No cumprimento dessa agenda determinante para a economia e o
futuro da Terra, um dos fatores condicionantes é a diversidade, indutora da
justiça social, distribuição de renda, inclusão e combate às desigualdades e
discriminação. Felizmente, o tema tem avançado no Brasil, inclusive no campo.
Segundo o Censo Agro 2017 do IBGE, cerca de 47,9% dos estabelecimentos
agropecuários tinham produtores declarados como brancos e 52,9%, pretos,
indígenas, amarelos e pardos, com predominância destes últimos (42,6%).
Também se nota aumento, ainda que moderado, das lideranças
femininas. As propriedades rurais dirigidas por mulheres representavam 10% das
áreas totais das 5,3 milhões existentes no País. Porém, em número de
estabelecimentos, as dirigentes já eram 18% do total. Na sucessão
familiar, as filhas começam a conquistar mais espaços. A pesquisa
"Governança e gestão do patrimônio das famílias do agronegócio",
divulgada pela Fundação Dom Cabral (FDC) e a J. Valério Gestão e
Desenvolvimento, mostra que 80% dos empreendimentos ainda são comandados pelos
fundadores ou segunda geração. Apenas 16% fazem parte da terceira geração e só
1% são da quarta adiante.
O estudo também apontou que 40% dos negócios possuem um
plano de sucessão e que a transição no comando deve acontecer dos pais aos
filhos e filhas. Apenas 5% dos participantes avaliam a contratação de um executivo
fora do núcleo familiar para gerir o negócio. É interessante notar como ainda é
recente, do ponto de vista histórico, a organização empresarial das atuais
propriedades agrícolas. É óbvio, à medida que os herdeiros vão estudando,
cursando universidades, especialização e pós-graduação, somam conhecimento às
experiências dos antecessores, avançando na agenda da diversidade.

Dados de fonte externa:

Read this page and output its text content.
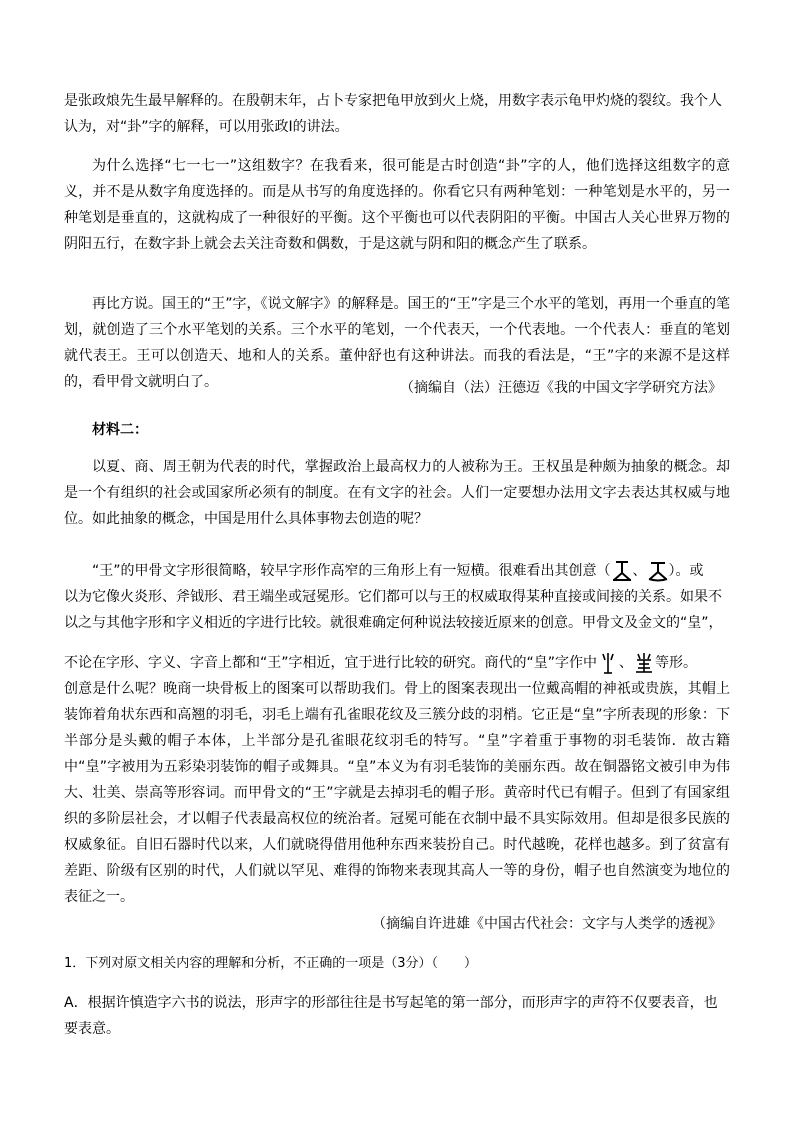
是张政烺先生最早解释的。在殷朝末年，占卜专家把龟甲放到火上烧，用数字表示龟甲灼烧的裂纹。我个人
认为，对“卦”字的解释，可以用张政Ⅰ的讲法。
为什么选择“七一七一”这组数字？在我看来，很可能是古时创造“卦”字的人，他们选择这组数字的意义，并不是从数字角度选择的。而是从书写的角度选择的。你看它只有两种笔划：一种笔划是水平的，另一种笔划是垂直的，这就构成了一种很好的平衡。这个平衡也可以代表阴阳的平衡。中国古人关心世界万物的阴阳五行，在数字卦上就会去关注奇数和偶数，于是这就与阴和阳的概念产生了联系。
再比方说。国王的“王”字，《说文解字》的解释是。国王的“王”字是三个水平的笔划，再用一个垂直的笔划，就创造了三个水平笔划的关系。三个水平的笔划，一个代表天，一个代表地。一个代表人：垂直的笔划就代表王。王可以创造天、地和人的关系。董仲舒也有这种讲法。而我的看法是，“王”字的来源不是这样的，看甲骨文就明白了。	（摘编自（法）汪德迈《我的中国文字学研究方法》
材料二：
以夏、商、周王朝为代表的时代，掌握政治上最高权力的人被称为王。王权虽是种颇为抽象的概念。却是一个有组织的社会或国家所必须有的制度。在有文字的社会。人们一定要想办法用文字去表达其权威与地位。如此抽象的概念，中国是用什么具体事物去创造的呢？
“王”的甲骨文字形很简略，较早字形作高窄的三角形上有一短横。很难看出其创意（ 、 ）。或
以为它像火炎形、斧钺形、君王端坐或冠冕形。它们都可以与王的权威取得某种直接或间接的关系。如果不
以之与其他字形和字义相近的字进行比较。就很难确定何种说法较接近原来的创意。甲骨文及金文的“皇”，
不论在字形、字义、字音上都和“王”字相近，宜于进行比较的研究。商代的“皇”字作中 、 等形。
创意是什么呢？晚商一块骨板上的图案可以帮助我们。骨上的图案表现出一位戴高帽的神祇或贵族，其帽上装饰着角状东西和高翘的羽毛，羽毛上端有孔雀眼花纹及三簇分歧的羽梢。它正是“皇”字所表现的形象：下半部分是头戴的帽子本体，上半部分是孔雀眼花纹羽毛的特写。“皇”字着重于事物的羽毛装饰．故古籍中“皇”字被用为五彩染羽装饰的帽子或舞具。“皇”本义为有羽毛装饰的美丽东西。故在铜器铭文被引申为伟大、壮美、崇高等形容词。而甲骨文的“王”字就是去掉羽毛的帽子形。黄帝时代已有帽子。但到了有国家组织的多阶层社会，才以帽子代表最高权位的统治者。冠冕可能在衣制中最不具实际效用。但却是很多民族的权威象征。自旧石器时代以来，人们就晓得借用他种东西来装扮自己。时代越晚，花样也越多。到了贫富有差距、阶级有区别的时代，人们就以罕见、难得的饰物来表现其高人一等的身份，帽子也自然演变为地位的表征之一。
（摘编自许进雄《中国古代社会：文字与人类学的透视》
1．下列对原文相关内容的理解和分析，不正确的一项是（3分）（　　）
A．根据许慎造字六书的说法，形声字的形部往往是书写起笔的第一部分，而形声字的声符不仅要表音，也要表意。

Nesse contexto, também cabe enfatizar o significado das
pequenas propriedades, em especial a agricultura familiar, que continua representando
o maior contingente (77%) dos estabelecimentos agrícolas brasileiros, segundo o
Censo Agro. O segmento é decisivo para a produção de alimentos. Nas culturas
permanentes, responde por 48% do valor da produção de café e banana; nas
temporárias, 80% da mandioca, 69% do abacaxi e 42% do feijão.
Cabe um alerta: o número de propriedades da agricultura
familiar caiu 9,5% no Censo 2017 em relação ao de 2006. Uma das causas disso é
que os filhos dos agricultores estudaram e acabaram deixando seus pequenos
negócios, passando a trabalhar em estabelecimentos rurais maiores ou em outras
atividades. Há, ainda, a reclassificação das unidades e o fato de que algumas
cresceram e mudaram de categoria. Há concretos esforços governamentais,
notadamente da Embrapa, no sentido de apoiar os pequenos e médios negócios
rurais. Porém, é pertinente ponderar que o segmento carece de políticas
públicas cada vez mais adequadas e eficazes, principalmente quanto ao crédito e
ao seguro rural, pois é decisivo para o agronegócio, a economia e a segurança
alimentar.
O meio rural evoluiu em diversidade neste século muito mais
do que nos 100 anos anteriores. Precisa e deverá continuar avançando nessa
agenda, conforme se observa na atitude atual dos produtores e produtoras. A
terra é feminina! Mulher, acolhe e supre todas e todos com imensa generosidade
e inspira a civilização à prática da igualdade de gênero, direitos e deveres
isonômicos e repúdio a todo tipo de discriminação.
*João Guilherme Sabino Ometto é engenheiro (Escola de
Engenharia de São Carlos - EESC/USP), empresário e membro da Academia Nacional
de Agricultura (ANA).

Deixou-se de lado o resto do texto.